As local school districts begin weighing annual budgets, the Springs School announced on Monday night that it will stay under the 1.46-percent tax-levy cap for the 2014-15 academic year.
Thomas Primiano, the district’s treasurer, led a presentation to a packed house of teachers and parents, explaining that the state-mandated 2-percent tax cap will actually be 1.46 percent, to match the 2013 consumer price index. (The cap is either 2 percent or tied to the C.P.I., whichever is lower.) Because of certain exemptions, he expects the tax levy to increase by up to 3.29 percent.
“We plan on coming in at the cap or under,” Mr. Primiano elaborated yesterday. “As far as maintaining programs, we don’t plan on making any cuts. When rainy days do come, it won’t be as easy to do, but we’re hoping to stave them off for as long as possible.”
Speaking of the district’s fund balance, he said that approximately $600,000 would be used to keep the tax levy under the cap. “The not-so-great news is that we are using the fund balance to stay under that cap,” said Mr. Primiano. “Last year we applied $700,000, and this year we will need to continue to apply fund balance.”
In terms of budget goals, the school hopes to expand its technology inventory, utilizing newly increased broadband capacity, and aims to give all students access to their own Google Chromebook. Springs hopes to invest in 150 additional Chromebooks, each at a cost of around $300.
In total, the technology budget is expected to go up by more than $65,000. Transportation is projected to rise by more than $30,000, due to additional ridership requirements, with buildings and grounds seeing an increase of more than $12,000.
Earlier in Monday’s meeting two teachers, Sue Ellen O’Connor and Margaret Thompson, led a well-received presentation about the school’s annual opera production, complete with a selection sung by cast members.
In other news, the Greater East Hampton Education Foundation, a local nonprofit, has awarded two grants to Springs teachers following a competitive application process. Ms. O’Connor won a $2,000 grant to help expand the animation program, while Danielle Hamilton received $1,200 to expand a reading program.
The school board has appointed an architecture firm, Burton, Behrendt and Smith, to devise a master plan around the best use of space. With a growing student population, Roger Smith, an architect, outlined general ways in which the school could be more efficient in terms of its use of resources. A full plan is forthcoming.

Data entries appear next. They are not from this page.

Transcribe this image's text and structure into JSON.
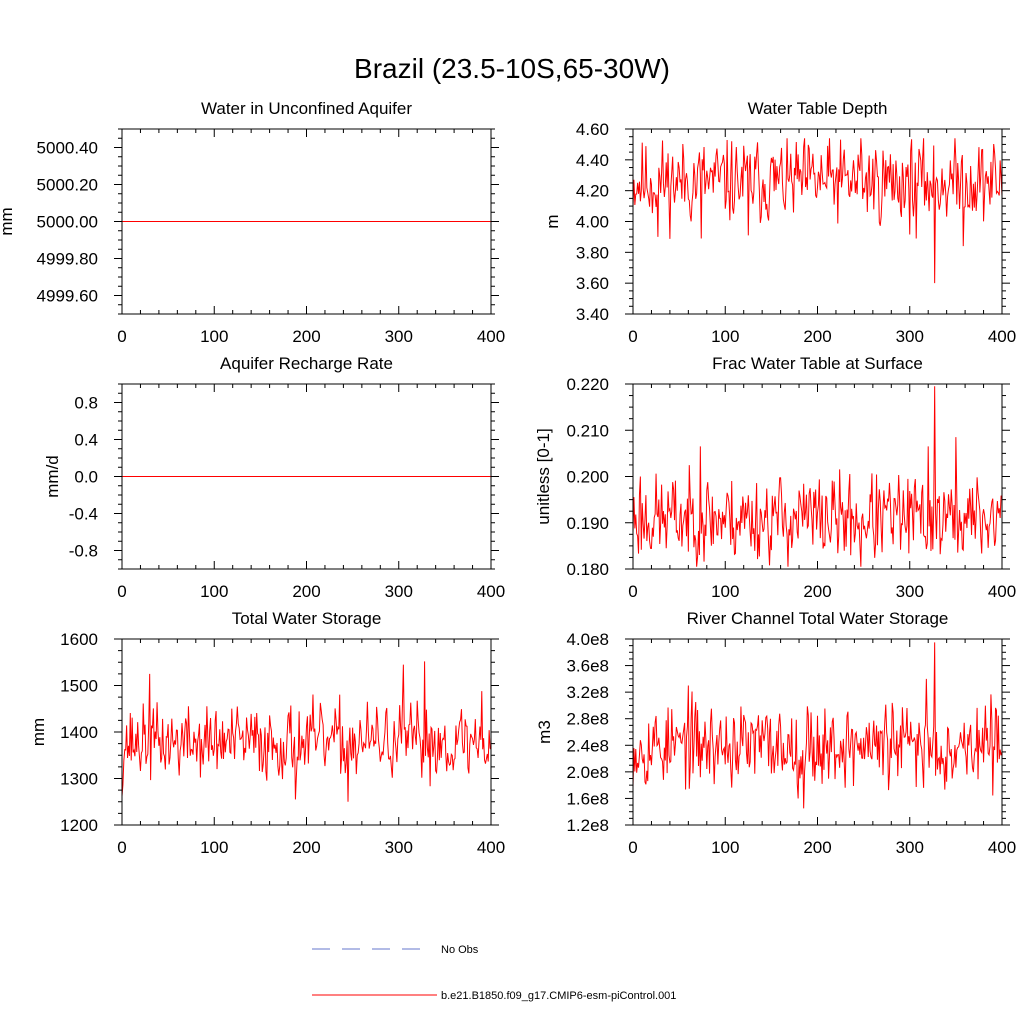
{
  "figure": {
    "title": "Brazil (23.5-10S,65-30W)"
  },
  "legend": {
    "obs_label": "No Obs",
    "obs_color": "#6677cc",
    "model_label": "b.e21.B1850.f09_g17.CMIP6-esm-piControl.001",
    "model_color": "#ff0000"
  },
  "chart_data": [
    {
      "type": "line",
      "title": "Water in Unconfined Aquifer",
      "xlabel": "",
      "ylabel": "mm",
      "xlim": [
        0,
        400
      ],
      "ylim": [
        4999.5,
        5000.5
      ],
      "xticks": [
        0,
        100,
        200,
        300,
        400
      ],
      "xtick_labels": [
        "0",
        "100",
        "200",
        "300",
        "400"
      ],
      "yticks": [
        4999.6,
        4999.8,
        5000.0,
        5000.2,
        5000.4
      ],
      "ytick_labels": [
        "4999.60",
        "4999.80",
        "5000.00",
        "5000.20",
        "5000.40"
      ],
      "series": [
        {
          "name": "b.e21.B1850.f09_g17.CMIP6-esm-piControl.001",
          "generator": "constant",
          "value": 5000.0,
          "n": 400
        }
      ]
    },
    {
      "type": "line",
      "title": "Water Table Depth",
      "xlabel": "",
      "ylabel": "m",
      "xlim": [
        0,
        400
      ],
      "ylim": [
        3.4,
        4.6
      ],
      "xticks": [
        0,
        100,
        200,
        300,
        400
      ],
      "xtick_labels": [
        "0",
        "100",
        "200",
        "300",
        "400"
      ],
      "yticks": [
        3.4,
        3.6,
        3.8,
        4.0,
        4.2,
        4.4,
        4.6
      ],
      "ytick_labels": [
        "3.40",
        "3.60",
        "3.80",
        "4.00",
        "4.20",
        "4.40",
        "4.60"
      ],
      "series": [
        {
          "name": "b.e21.B1850.f09_g17.CMIP6-esm-piControl.001",
          "generator": "noise",
          "mean": 4.26,
          "amp": 0.13,
          "min": 3.88,
          "max": 4.54,
          "seed": 11,
          "n": 400,
          "spikes": [
            [
              327,
              3.6
            ],
            [
              307,
              3.89
            ],
            [
              358,
              3.84
            ],
            [
              74,
              3.89
            ],
            [
              27,
              3.9
            ],
            [
              125,
              3.91
            ],
            [
              247,
              4.54
            ]
          ]
        }
      ]
    },
    {
      "type": "line",
      "title": "Aquifer Recharge Rate",
      "xlabel": "",
      "ylabel": "mm/d",
      "xlim": [
        0,
        400
      ],
      "ylim": [
        -1.0,
        1.0
      ],
      "xticks": [
        0,
        100,
        200,
        300,
        400
      ],
      "xtick_labels": [
        "0",
        "100",
        "200",
        "300",
        "400"
      ],
      "yticks": [
        -0.8,
        -0.4,
        0.0,
        0.4,
        0.8
      ],
      "ytick_labels": [
        "-0.8",
        "-0.4",
        "0.0",
        "0.4",
        "0.8"
      ],
      "series": [
        {
          "name": "b.e21.B1850.f09_g17.CMIP6-esm-piControl.001",
          "generator": "constant",
          "value": 0.0,
          "n": 400
        }
      ]
    },
    {
      "type": "line",
      "title": "Frac Water Table at Surface",
      "xlabel": "",
      "ylabel": "unitless [0-1]",
      "xlim": [
        0,
        400
      ],
      "ylim": [
        0.18,
        0.22
      ],
      "xticks": [
        0,
        100,
        200,
        300,
        400
      ],
      "xtick_labels": [
        "0",
        "100",
        "200",
        "300",
        "400"
      ],
      "yticks": [
        0.18,
        0.19,
        0.2,
        0.21,
        0.22
      ],
      "ytick_labels": [
        "0.180",
        "0.190",
        "0.200",
        "0.210",
        "0.220"
      ],
      "series": [
        {
          "name": "b.e21.B1850.f09_g17.CMIP6-esm-piControl.001",
          "generator": "noise",
          "mean": 0.191,
          "amp": 0.0045,
          "min": 0.1805,
          "max": 0.2065,
          "seed": 23,
          "n": 400,
          "spikes": [
            [
              327,
              0.2195
            ],
            [
              320,
              0.2065
            ],
            [
              350,
              0.2085
            ],
            [
              8,
              0.2
            ],
            [
              73,
              0.2065
            ],
            [
              247,
              0.1805
            ]
          ]
        }
      ]
    },
    {
      "type": "line",
      "title": "Total Water Storage",
      "xlabel": "",
      "ylabel": "mm",
      "xlim": [
        0,
        400
      ],
      "ylim": [
        1200,
        1600
      ],
      "xticks": [
        0,
        100,
        200,
        300,
        400
      ],
      "xtick_labels": [
        "0",
        "100",
        "200",
        "300",
        "400"
      ],
      "yticks": [
        1200,
        1300,
        1400,
        1500,
        1600
      ],
      "ytick_labels": [
        "1200",
        "1300",
        "1400",
        "1500",
        "1600"
      ],
      "series": [
        {
          "name": "b.e21.B1850.f09_g17.CMIP6-esm-piControl.001",
          "generator": "noise",
          "mean": 1378,
          "amp": 38,
          "min": 1262,
          "max": 1500,
          "seed": 37,
          "n": 400,
          "spikes": [
            [
              0,
              1262
            ],
            [
              30,
              1525
            ],
            [
              305,
              1545
            ],
            [
              328,
              1552
            ],
            [
              188,
              1255
            ],
            [
              245,
              1250
            ],
            [
              390,
              1488
            ]
          ]
        }
      ]
    },
    {
      "type": "line",
      "title": "River Channel Total Water Storage",
      "xlabel": "",
      "ylabel": "m3",
      "xlim": [
        0,
        400
      ],
      "ylim": [
        120000000,
        400000000
      ],
      "xticks": [
        0,
        100,
        200,
        300,
        400
      ],
      "xtick_labels": [
        "0",
        "100",
        "200",
        "300",
        "400"
      ],
      "yticks": [
        120000000,
        160000000,
        200000000,
        240000000,
        280000000,
        320000000,
        360000000,
        400000000
      ],
      "ytick_labels": [
        "1.2e8",
        "1.6e8",
        "2.0e8",
        "2.4e8",
        "2.8e8",
        "3.2e8",
        "3.6e8",
        "4.0e8"
      ],
      "series": [
        {
          "name": "b.e21.B1850.f09_g17.CMIP6-esm-piControl.001",
          "generator": "noise",
          "mean": 240000000,
          "amp": 30000000,
          "min": 160000000,
          "max": 335000000,
          "seed": 53,
          "n": 400,
          "spikes": [
            [
              327,
              395000000
            ],
            [
              185,
              145000000
            ],
            [
              318,
              340000000
            ],
            [
              60,
              330000000
            ]
          ]
        }
      ]
    }
  ]
}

A second budget workshop is planned for Feb. 26 at 7 p.m., when the board will tackle items related to instructional programs, co-curricular activities, interscholastic athletics, and field trips. A third and final session is planned for March 10, when the board will review items related to tuition, the Board of Cooperative Educational Services, employee benefits, administration, and the projected budget and tax rate.